Federal Reserve Maintains Interest Rates Despite Political Pressure

In a move that surprised few but disappointed some, the Federal Reserve's Federal Open Market Committee (FOMC) announced its decision to keep interest rates unchanged at 4.25%–4.5%. This decision comes despite notable pressure from US President Donald Trump to lower the rates, sparking a significant reaction in the Treasury yields.

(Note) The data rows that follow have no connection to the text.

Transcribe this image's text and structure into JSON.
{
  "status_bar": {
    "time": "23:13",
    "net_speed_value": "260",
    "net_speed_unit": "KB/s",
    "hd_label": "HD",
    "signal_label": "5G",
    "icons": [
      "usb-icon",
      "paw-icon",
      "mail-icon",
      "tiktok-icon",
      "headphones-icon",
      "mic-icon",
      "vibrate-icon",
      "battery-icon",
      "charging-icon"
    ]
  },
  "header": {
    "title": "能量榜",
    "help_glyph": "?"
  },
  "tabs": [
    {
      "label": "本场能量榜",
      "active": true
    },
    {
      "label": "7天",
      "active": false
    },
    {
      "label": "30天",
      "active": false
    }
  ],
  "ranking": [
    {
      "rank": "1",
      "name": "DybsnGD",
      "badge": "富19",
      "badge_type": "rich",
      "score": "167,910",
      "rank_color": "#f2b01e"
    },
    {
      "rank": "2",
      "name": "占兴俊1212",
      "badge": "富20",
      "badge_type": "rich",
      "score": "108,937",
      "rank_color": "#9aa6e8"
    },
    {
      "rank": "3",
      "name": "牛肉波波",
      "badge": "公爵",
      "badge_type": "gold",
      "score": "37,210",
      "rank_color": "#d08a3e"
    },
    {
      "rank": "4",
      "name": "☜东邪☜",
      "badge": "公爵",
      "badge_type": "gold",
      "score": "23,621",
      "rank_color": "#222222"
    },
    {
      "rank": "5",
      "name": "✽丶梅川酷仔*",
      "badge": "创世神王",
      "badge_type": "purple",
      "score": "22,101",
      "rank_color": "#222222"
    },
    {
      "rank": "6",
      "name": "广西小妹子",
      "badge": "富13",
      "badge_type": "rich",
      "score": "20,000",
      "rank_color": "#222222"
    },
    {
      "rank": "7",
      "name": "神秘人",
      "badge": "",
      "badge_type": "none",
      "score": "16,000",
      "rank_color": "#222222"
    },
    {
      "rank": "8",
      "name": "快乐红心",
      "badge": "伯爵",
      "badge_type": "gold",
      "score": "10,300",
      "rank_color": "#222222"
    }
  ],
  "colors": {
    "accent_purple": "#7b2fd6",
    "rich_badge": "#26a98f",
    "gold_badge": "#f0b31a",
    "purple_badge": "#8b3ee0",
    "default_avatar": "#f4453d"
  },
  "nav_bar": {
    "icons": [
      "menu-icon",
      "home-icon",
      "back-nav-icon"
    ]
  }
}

Market Reactions to the Fed's Decision

The immediate aftermath of the Fed's announcement saw Treasury yields climbing. The yield on the 30-year Treasury bond rose by 5.5 basis points to 4.915%, closely followed by the 10-year note, which climbed by 5.3 basis points to 4.379%. Not to be left out, the two-year note increased by 5.7 basis points to 3.932%, illustrating the market's swift response to the Fed's stance.

Bond Futures Experience a Downturn

Conversely, bond futures for September, which move inversely to yields, observed a decrease. The two-year note slipped by 0.09%, the 10-year bond was down by 0.29%, and the 30-year note declined by 0.74%, marking a notable shift in the bond market's dynamics following the Fed's decision.